Harry Kane’s hat-trick in Tottenham's 3-0 win over APOEL in Nicosia means he is currently the Champions League’s top scorer this season with five goals. Doing it in this competition is underlining his world-class credentials, writes Adam Bate.
Sometimes it is the stage that is significant not the quality of the opposition. After all, Harry Kane has already scored against Manchester United and Manchester City, Chelsea and Arsenal, Liverpool and Everton. He has struck against Germany and France for his country too, so nobody will be too surprised to see him putting three past the champions of Cyprus. But doing it in the Champions League matters. This is the competition in which Cristiano Ronaldo and Lionel Messi set themselves apart from the rest. It is the stage that elevates the best and not just because they deliver against the best. Punishing poor opponents is all part of the show and those two players have done that like nobody before them. One or both of Ronaldo and Messi have topped the Champions League scoring charts in each of the past 10 seasons. It is a remarkable achievement and a testament to their decade of consistency. But Kane's own relentlessness in front of goal means that the iconic duo may yet have a new challenger this time around. After scoring twice against Borussia Dortmund in Tottenham's opener, Kane produced the 'perfect hat-trick' against APOEL. The first was struck beyond the goalkeeper with his left foot. The second was swept into the corner of the net with his right. When Kieran Trippier curled in the cross for the third, he headed it home. Three chances and three goals.
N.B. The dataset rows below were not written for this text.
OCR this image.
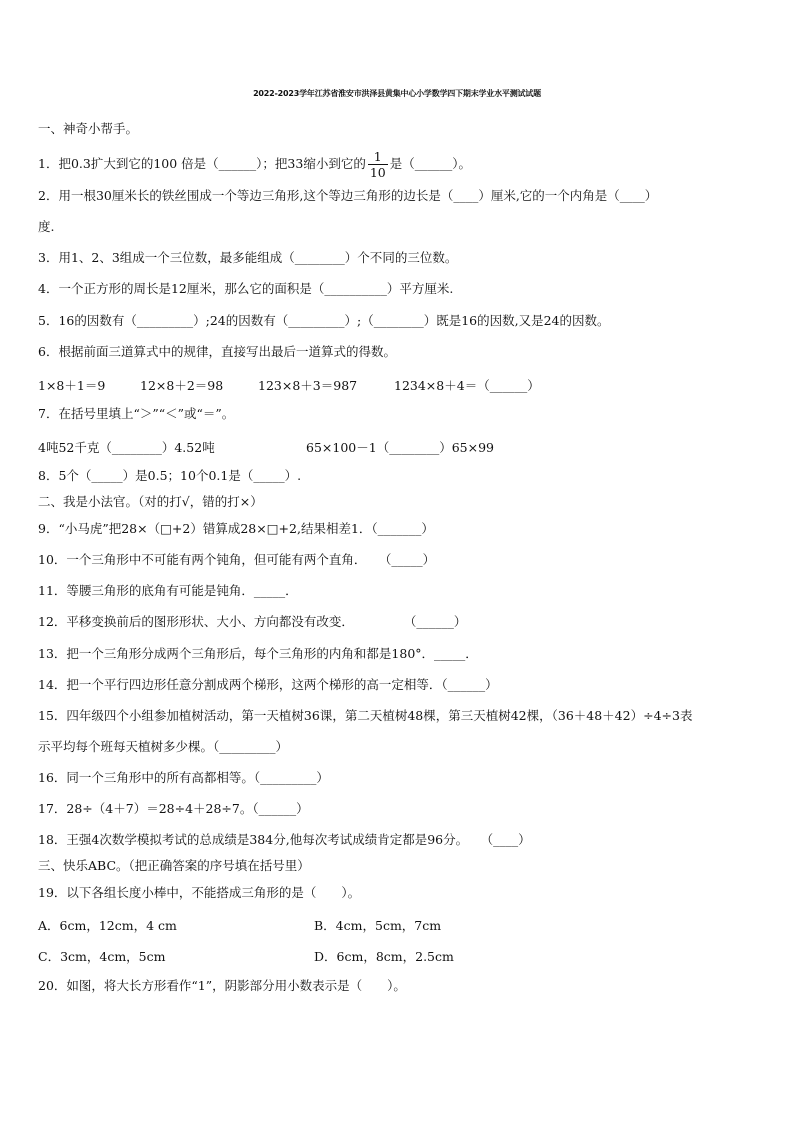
2022-2023学年江苏省淮安市洪泽县黄集中心小学数学四下期末学业水平测试试题
一、神奇小帮手。
1．把0.3扩大到它的100 倍是（______）；把33缩小到它的 $\frac{1}{10}$ 是（______）。
2．用一根30厘米长的铁丝围成一个等边三角形,这个等边三角形的边长是（____）厘米,它的一个内角是（____）
度.
3．用1、2、3组成一个三位数，最多能组成（________）个不同的三位数。
4．一个正方形的周长是12厘米，那么它的面积是（__________）平方厘米.
5．16的因数有（_________）;24的因数有（_________）;（________）既是16的因数,又是24的因数。
6．根据前面三道算式中的规律，直接写出最后一道算式的得数。
1×8＋1＝9	12×8＋2＝98	123×8＋3＝987	1234×8＋4＝（______）
7．在括号里填上“＞”“＜”或“＝”。
4吨52千克（________）4.52吨	65×100－1（________）65×99
8．5个（_____）是0.5；10个0.1是（_____）.
二、我是小法官。（对的打√，错的打×）
9．“小马虎”把28×（□+2）错算成28×□+2,结果相差1．（_______）
10．一个三角形中不可能有两个钝角，但可能有两个直角．　　（_____）
11．等腰三角形的底角有可能是钝角．_____．
12．平移变换前后的图形形状、大小、方向都没有改变．　　　　　（______）
13．把一个三角形分成两个三角形后，每个三角形的内角和都是180°．_____．
14．把一个平行四边形任意分割成两个梯形，这两个梯形的高一定相等．（______）
15．四年级四个小组参加植树活动，第一天植树36课，第二天植树48棵，第三天植树42棵，（36＋48＋42）÷4÷3表
示平均每个班每天植树多少棵。（_________）
16．同一个三角形中的所有高都相等。（_________）
17．28÷（4＋7）＝28÷4＋28÷7。（______）
18．王强4次数学模拟考试的总成绩是384分,他每次考试成绩肯定都是96分。　　（____）
三、快乐ABC。（把正确答案的序号填在括号里）
19．以下各组长度小棒中，不能搭成三角形的是（　　）。
A．6cm，12cm，4 cm	B．4cm，5cm，7cm
C．3cm，4cm，5cm	D．6cm，8cm，2.5cm
20．如图，将大长方形看作“1”，阴影部分用小数表示是（　　）。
Incredibly, it is Kane's sixth hat-trick of the calendar year and takes him to five for the season in the Champions League after only two matches. That is enough to put him at the top of the pile at this stage, one ahead of Ronaldo, whose Real Madrid side Kane will face home and away in Tottenham's next two European fixtures. Of course, the defending champions will prove a much sterner test. But whoever comes out on top in that challenge, Kane has already eclipsed the achievements of any of his compatriots so far this decade. The last English player to score in four consecutive games in Europe's premier club competition was the now retired Steven Gerrard.
Kane has also overhauled the tallies of the top English goalscorer in the Champions League in each of the past seven seasons. Wayne Rooney managed five in seven appearances in the 2009/10 campaign prior to that. Kane will have ample opportunity to go beyond that. Perhaps this will be the season that he surpasses everyone else too.